The gist of the action doctrine states that “when a duty is created by contract, … a claim for a breach of that duty must be brought in contract, not tort.” See SodexoMAGIC, 24 F.4th at 216. The parol evidence rule provides that, when a writing is “determined to be the parties’ entire contract, … evidence of any previous oral or written negotiations or agreements involving the same subject matter as the contract is almost always inadmissible to explain or vary the terms of the contract,” (quoting Yocca v. Pittsburgh Steelers Sports, 854 A.2d 425, 436-37 (Pa. 2004)).

In the X and Y general fact pattern described above, the gist of the action doctrine generally will not protect Y from X’s fraudulent inducement claim. The Third Circuit’s cases hold that the duty to not make fraudulent representations or omissions when negotiating a contract is a duty grounded in tort, not in contract. With the gist of such an action sounding in tort, the gist of the action doctrine is ineffective to bar the fraud claim.

With the gist of the action doctrine defeated, can Y find refuge in the parol evidence rule? Maybe. This is where Y has to trust that the contract’s drafters did not just include a mere integration clause but also included “fraud-insulating” provisions in order to make the contract an “integrated-plus” contract. In SodexoMAGIC, the written contract had an integration clause, but it lacked fraud insulation. The integration clause there said that the written contract contained and superseded any and all prior “agreements” between the parties, but the integration clause did not address expressly the effect of the execution of the written contract on any pre-contractual “representations.” By contrast, the integration clause in Kelly was slightly, but dispositively, different: it stated that the written contract “superseded all prior negotiations and agreements” and was the “entire agreement and understanding” of the parties.

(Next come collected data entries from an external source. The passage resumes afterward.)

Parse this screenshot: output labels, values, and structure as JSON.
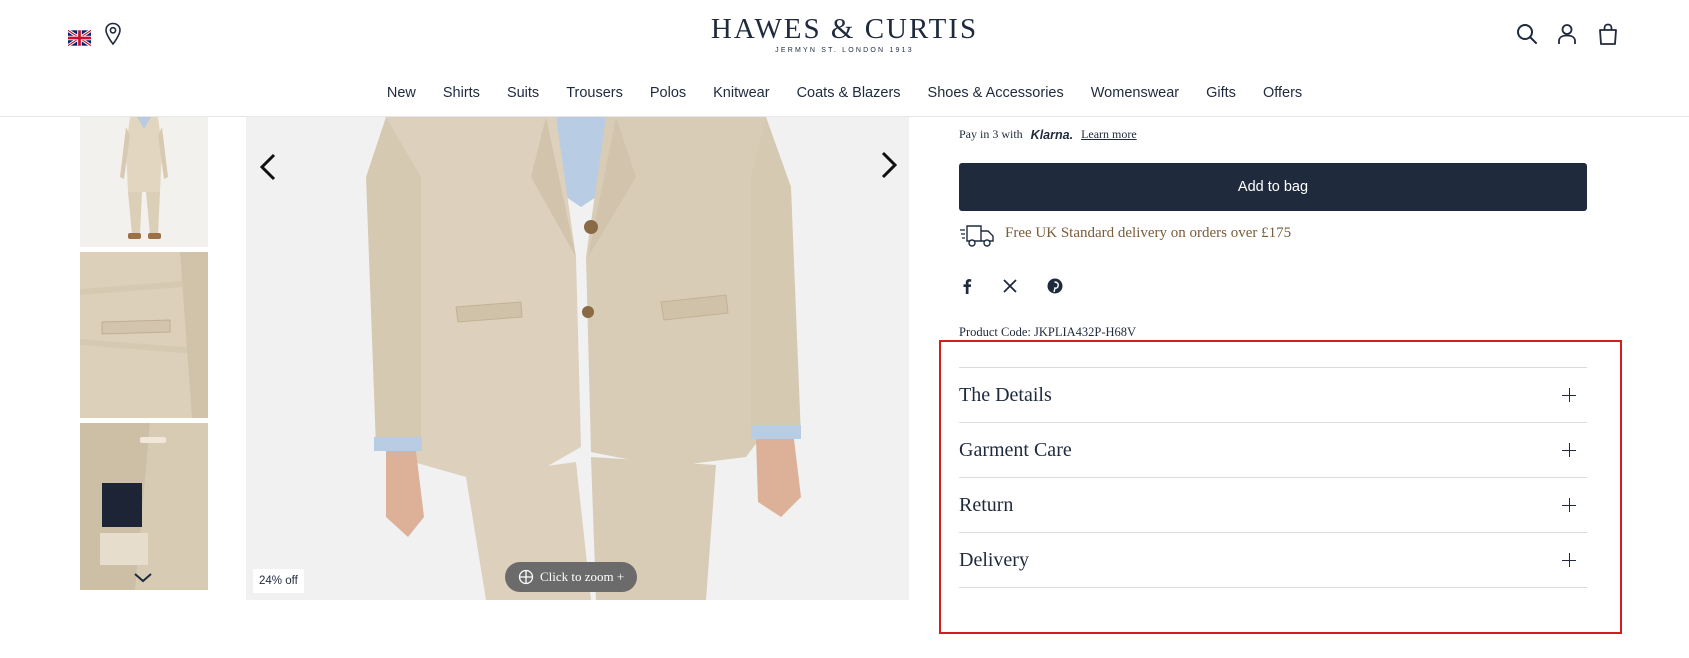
{
  "header": {
    "logo_main": "HAWES & CURTIS",
    "logo_sub": "JERMYN ST. LONDON 1913",
    "icons": [
      "uk-flag-icon",
      "location-pin-icon",
      "search-icon",
      "account-icon",
      "bag-icon"
    ]
  },
  "nav": {
    "items": [
      "New",
      "Shirts",
      "Suits",
      "Trousers",
      "Polos",
      "Knitwear",
      "Coats & Blazers",
      "Shoes & Accessories",
      "Womenswear",
      "Gifts",
      "Offers"
    ]
  },
  "gallery": {
    "badge": "24% off",
    "zoom_label": "Click to zoom +"
  },
  "product": {
    "klarna_prefix": "Pay in 3 with",
    "klarna_brand": "Klarna.",
    "klarna_link": "Learn more",
    "add_to_bag": "Add to bag",
    "delivery_text": "Free UK Standard delivery on orders over £175",
    "product_code": "Product Code: JKPLIA432P-H68V",
    "accordion": [
      "The Details",
      "Garment Care",
      "Return",
      "Delivery"
    ]
  },
  "colors": {
    "primary": "#1f2a3c",
    "delivery_text": "#7a5c38",
    "highlight_box": "#d81b1b"
  }
}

While the SodexoMAGIC contract was integrated, the Third Circuit held that the Kelly contract was “integrated-plus” because it included fraud insulation. Fraud is an exception to the parol evidence rule. Lacking sufficient insulation, the integrated SodexoMAGIC contract was inadequate to defeat the fraud claim, thus activating an exception to the parol evidence rule. By contrast, in Kelly, the parol evidence rule defeated the fraud claim because the presence of the fraud-insulating provisions made the contract there integrated-plus and prevented Nulton from establishing justifiable reliance on the alleged pre-contractual fraud. Nulton had signed a contract that had disclaimed any reliance on prior negotiations (not just prior agreements) and had agreed that the writing not only captured the full agreement between the parties but also their full understanding—subtle yet dispositive differences from the SodexoMAGIC clause. Without a viable fraud claim, the fraud exception to the parol evidence rule did not apply in Kelly, and the parol evidence rule therefore barred evidence of the alleged fraudulent omission.

Conclusion

It is relatively rare for a sophisticated commercial contract to lack an integration clause entirely. The temptation, though, for contract drafters may be to treat the precise content of an integration clause as relative boilerplate: just go find a recent contract with an integration clause; cut it, paste it, and check that off of your list.

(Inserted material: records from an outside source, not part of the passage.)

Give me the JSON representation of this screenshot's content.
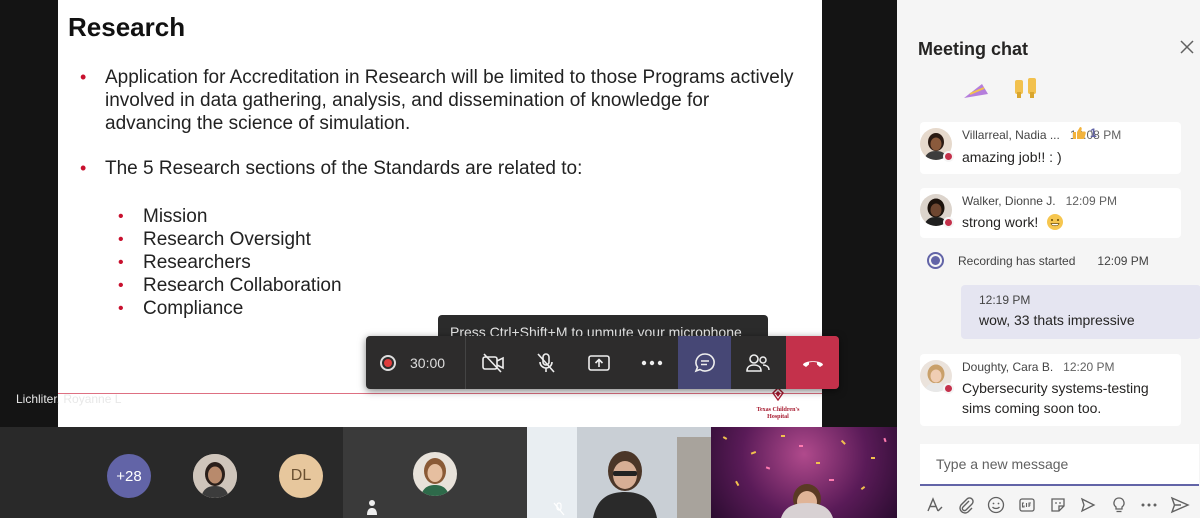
{
  "slide": {
    "title": "Research",
    "bullets": [
      "Application for Accreditation in Research will be limited to those Programs actively involved in data gathering,  analysis, and dissemination of knowledge for advancing the science of simulation.",
      "The 5 Research sections of the Standards are related to:"
    ],
    "sub_bullets": [
      "Mission",
      "Research Oversight",
      "Researchers",
      "Research Collaboration",
      "Compliance"
    ],
    "logo_text": "Texas Children's Hospital"
  },
  "presenter": {
    "name": "Lichliter, Royanne L"
  },
  "tooltip": {
    "text": "Press Ctrl+Shift+M to unmute your microphone"
  },
  "controls": {
    "timer": "30:00"
  },
  "gallery": {
    "more_count": "+28",
    "initials": "DL"
  },
  "chat": {
    "title": "Meeting chat",
    "messages": [
      {
        "sender": "Villarreal, Nadia ...",
        "time": "12:08 PM",
        "text": "amazing job!! : )",
        "reaction_count": "1"
      },
      {
        "sender": "Walker, Dionne J.",
        "time": "12:09 PM",
        "text": "strong work!"
      }
    ],
    "system": {
      "text": "Recording has started",
      "time": "12:09 PM"
    },
    "mine": {
      "time": "12:19 PM",
      "text": "wow, 33 thats impressive"
    },
    "last": {
      "sender": "Doughty, Cara B.",
      "time": "12:20 PM",
      "text_line1": "Cybersecurity systems-testing",
      "text_line2": "sims coming soon too."
    },
    "composer_placeholder": "Type a new message"
  },
  "colors": {
    "accent": "#6264a7",
    "hangup": "#c4314b",
    "bullet_red": "#c8102e"
  }
}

These recent Third Circuit cases demand a more deliberate approach. If you want to protect against a fraudulent inducement claim under Pennsylvania law, better not rely on the gist of the action doctrine. Instead, seek shelter in the parol evidence rule. Make sure you do not have language that merely constitutes an integration clause; make sure you draft provisions sufficient to make the agreement a fraud-insulating/integrated-plus contract. Magic words are needed, words that were absent in SodexoMAGIC.

If a dispute already has arisen, then, litigators, read the written contract’s integration clause closely against the nature of the fraud allegation. Only then will you be able to properly advise your client and argue effectively to the court about the impact of the gist of the action doctrine and the parol evidence rule on a fraudulent inducement claim.